What you should know
- The Dow Jones Industrial Average gained 0.29%, to end the session at 34,364.5 basis points, the S&P 500 gained 0.28%, to close the session at 4,410.13 basis points and the Nasdaq Composite also gained 0.63%, to end the session at 13,855.13 basis points.
- Earlier in Monday’s trading session, the major indexes were all more than 2% lower. The S&P appeared to be on course to confirm a correction, and the Russell 2000 looked as if it would confirm it was in a bear market.
- This abrupt, late-session U-turn came in the wake of S&P 500 and the Nasdaq suffering their largest weekly percentage plunge since March 2020, when shutdowns to contain the pandemic sent the economy spiralling into its steepest and most abrupt recession on record.
- All 11 major sectors of the S&P 500 spent most of the trading day deep in red territory, but by market close all but three were green. Consumer discretionary enjoyed the largest percentage gain.
- Fourth-quarter reporting season is in full swing, with 65 of the companies in the S&P 500 having posted results. according to data from Refinitiv, of the companies whose results are out, 77% have come in above expectations.

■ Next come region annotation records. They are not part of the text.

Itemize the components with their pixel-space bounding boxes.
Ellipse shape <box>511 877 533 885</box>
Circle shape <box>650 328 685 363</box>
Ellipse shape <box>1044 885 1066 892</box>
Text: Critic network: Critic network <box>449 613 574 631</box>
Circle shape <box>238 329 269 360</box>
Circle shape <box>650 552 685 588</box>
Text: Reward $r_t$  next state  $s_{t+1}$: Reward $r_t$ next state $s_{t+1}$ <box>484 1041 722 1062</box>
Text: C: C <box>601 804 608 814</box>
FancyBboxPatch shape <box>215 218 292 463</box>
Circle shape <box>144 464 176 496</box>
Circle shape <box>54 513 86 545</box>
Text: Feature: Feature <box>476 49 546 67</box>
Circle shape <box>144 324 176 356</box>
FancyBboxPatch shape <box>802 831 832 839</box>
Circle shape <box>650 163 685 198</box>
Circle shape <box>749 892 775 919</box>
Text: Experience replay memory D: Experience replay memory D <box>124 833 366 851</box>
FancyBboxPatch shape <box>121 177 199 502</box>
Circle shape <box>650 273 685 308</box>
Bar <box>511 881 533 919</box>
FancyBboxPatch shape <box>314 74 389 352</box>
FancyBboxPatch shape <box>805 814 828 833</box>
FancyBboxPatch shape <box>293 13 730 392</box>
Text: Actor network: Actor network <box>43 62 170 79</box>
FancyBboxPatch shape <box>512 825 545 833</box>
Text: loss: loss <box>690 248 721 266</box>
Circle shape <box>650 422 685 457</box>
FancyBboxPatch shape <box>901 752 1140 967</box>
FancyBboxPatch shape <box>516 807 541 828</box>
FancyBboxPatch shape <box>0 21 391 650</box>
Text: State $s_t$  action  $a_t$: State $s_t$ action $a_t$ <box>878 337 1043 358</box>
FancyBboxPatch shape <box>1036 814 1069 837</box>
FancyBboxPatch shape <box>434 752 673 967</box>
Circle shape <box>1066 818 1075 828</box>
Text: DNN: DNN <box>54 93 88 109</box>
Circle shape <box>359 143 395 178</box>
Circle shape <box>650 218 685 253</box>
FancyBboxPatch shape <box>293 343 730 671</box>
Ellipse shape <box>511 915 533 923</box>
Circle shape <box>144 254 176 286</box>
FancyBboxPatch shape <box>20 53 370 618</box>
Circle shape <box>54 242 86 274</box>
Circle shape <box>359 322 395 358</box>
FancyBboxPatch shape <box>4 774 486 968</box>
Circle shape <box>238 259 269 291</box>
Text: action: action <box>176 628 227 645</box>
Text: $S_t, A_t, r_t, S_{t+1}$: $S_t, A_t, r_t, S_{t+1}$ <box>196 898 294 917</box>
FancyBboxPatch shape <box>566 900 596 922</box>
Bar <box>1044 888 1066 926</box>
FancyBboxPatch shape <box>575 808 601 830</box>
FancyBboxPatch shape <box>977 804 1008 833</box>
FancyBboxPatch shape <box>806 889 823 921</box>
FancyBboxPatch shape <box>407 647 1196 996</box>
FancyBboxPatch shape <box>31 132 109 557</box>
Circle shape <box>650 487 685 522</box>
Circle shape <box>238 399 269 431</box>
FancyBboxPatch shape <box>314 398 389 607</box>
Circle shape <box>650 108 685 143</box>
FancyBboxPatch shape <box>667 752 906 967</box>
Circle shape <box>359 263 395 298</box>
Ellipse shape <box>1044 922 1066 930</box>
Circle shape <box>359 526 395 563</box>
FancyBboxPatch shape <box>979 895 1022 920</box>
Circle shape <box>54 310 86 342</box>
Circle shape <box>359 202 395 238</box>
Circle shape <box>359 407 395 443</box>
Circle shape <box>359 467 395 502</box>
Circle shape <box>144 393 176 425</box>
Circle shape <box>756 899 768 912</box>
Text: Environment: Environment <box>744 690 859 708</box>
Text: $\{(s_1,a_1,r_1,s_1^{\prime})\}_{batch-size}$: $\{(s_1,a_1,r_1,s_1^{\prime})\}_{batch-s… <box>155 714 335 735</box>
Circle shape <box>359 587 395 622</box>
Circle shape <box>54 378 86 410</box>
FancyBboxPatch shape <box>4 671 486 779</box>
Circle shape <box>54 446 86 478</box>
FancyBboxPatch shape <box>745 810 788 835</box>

On aggregate, analysts now see S&P 500 annual EPS growth of 23.7%, according to Refinitiv.
- A series of disappointing earnings from big banks and, notably, the decline experienced with Netflix, have overshadowed many better-than-expected results.
- Shares of International Business Machines gained more than 6% in after-hours trading after the company beat revenue expectations on the strength of its cloud and consulting businesses.
- Kohl’s Corp also surged after Reuters reported private equity firm Sycamore Partners is preparing to make a bid for the department store chain days after a consortium backed by activist investment firm Starboard Value proposed a buyout.
- Volume on U.S. exchanges was 18.42 billion shares, compared with the 10.95 billion averages over the last 20 trading days.
Other factors affecting Wall Street’s performance
The U.S. Federal Reserve is due to convene its two-day monetary policy meeting on Tuesday, and market participants will be looking towards the concluding statements and Chairman Jerome Powell’s subsequent Q&A session for clues as to the central bank’s timeline for hiking key interest rates to combat inflation.
In other news affecting Wall Street’s performance, there is signs that geopolitical tensions are heating up. NATO announced it was putting forces on standby to prepare for a potential Russian invasion of Ukraine. The threat of potential conflict in that region helped U.S. Treasury yields dip, pausing their recent upward climb, which has pressured stocks in recent months.
What they are saying about the market
Jake Dollarhide, chief executive officer of Longbow Asset Management stated, “Correction territory is often a psychological sweet spot for investors. They see the correction, and they see that it’s a healthy part of the markets. When everything started selling off, that got a lot of people’s attention, so I think we had what I would call intraday capitulation, getting some of this easy money out of the market.”
Sam Stovall, chief investment strategist of CFRA Research stated, “I think investors are over-assuming a very hawkish stance by the Fed. Granted, inflation is high and is likely to get higher before it starts to decline. Specifically, we see the headline CPI topping at 7.3% for both January and February, but then coming down to 3.5% by year-end.”